We have a ton leftover of both. It’s the day after Thanksgiving — and even though it was just the two of us, you cooked for eight people. As one does.
“Aw, man,” I say. “That’s an idea. Now I’m torn between pie and charcuterie.”
“Or we could do both,” you reply.
I laugh at this. “Really?”
“Really,” you reply.
“Pie and charcuterie.” Then I pause for a moment. “Pie-cuterie.”
“Pie-cuterie, it is,” I announce. I go off and make up a small platter of cheese and crackers. Cut thin slices of both pies you made this year and top them with whipped cream.
“Thank you,” you say.
“Like your pie-cuterie?” I ask.
You nod. “Although I have to say,” you add, “my favorite cutie pie is you.”

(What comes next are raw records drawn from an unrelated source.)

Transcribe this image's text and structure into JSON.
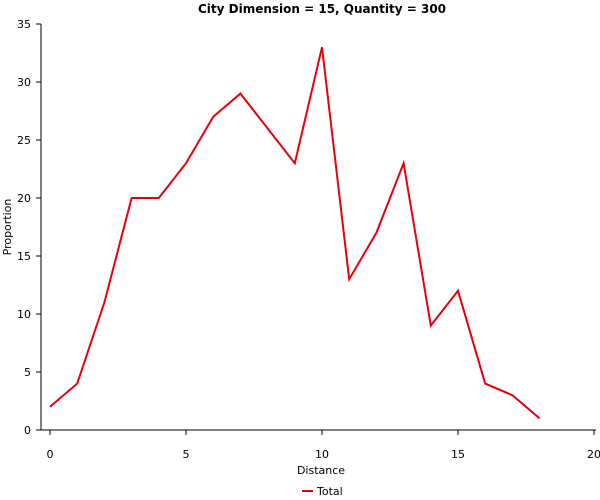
{
  "chart_data": {
    "type": "line",
    "title": "City Dimension = 15, Quantity = 300",
    "xlabel": "Distance",
    "ylabel": "Proportion",
    "xlim": [
      0,
      20
    ],
    "ylim": [
      0,
      35
    ],
    "xticks": [
      0,
      5,
      10,
      15,
      20
    ],
    "yticks": [
      0,
      5,
      10,
      15,
      20,
      25,
      30,
      35
    ],
    "grid": false,
    "legend_position": "bottom-center",
    "series": [
      {
        "name": "Total",
        "color": "#e8000b",
        "x": [
          0,
          1,
          2,
          3,
          4,
          5,
          6,
          7,
          8,
          9,
          10,
          11,
          12,
          13,
          14,
          15,
          16,
          17,
          18
        ],
        "y": [
          2,
          4,
          11,
          20,
          20,
          23,
          27,
          29,
          26,
          23,
          33,
          13,
          17,
          23,
          9,
          12,
          4,
          3,
          1
        ]
      }
    ]
  }
}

“Awwwww,” I say. My entire body lights up from the compliment. You tend to live in your head a lot. And you apparently think nice things about me more often than you actually say them. I can’t remember the last time you’ve said something this damn sweet in words. It’s been challenging sometimes because my primary love language is words of affirmation (and I shower you with spontaneous sincere compliments) — but I’ve learned to look into your actions and translate them into words myself.
So it hits me hard when you say something like this. Over the top and cheesy, maybe. But so damn cute.
You catch me later on the next day, repeating it to myself again. “I’m a cutie pie.” It’s not the first time you’ve caught me.
And I can tell from your grin that you’re amazed I’m still happy about the passing compliment.
But I am.
Because, you see, I can live on a good compliment for days. Weeks.
Maybe months. But let’s not test that, shall we?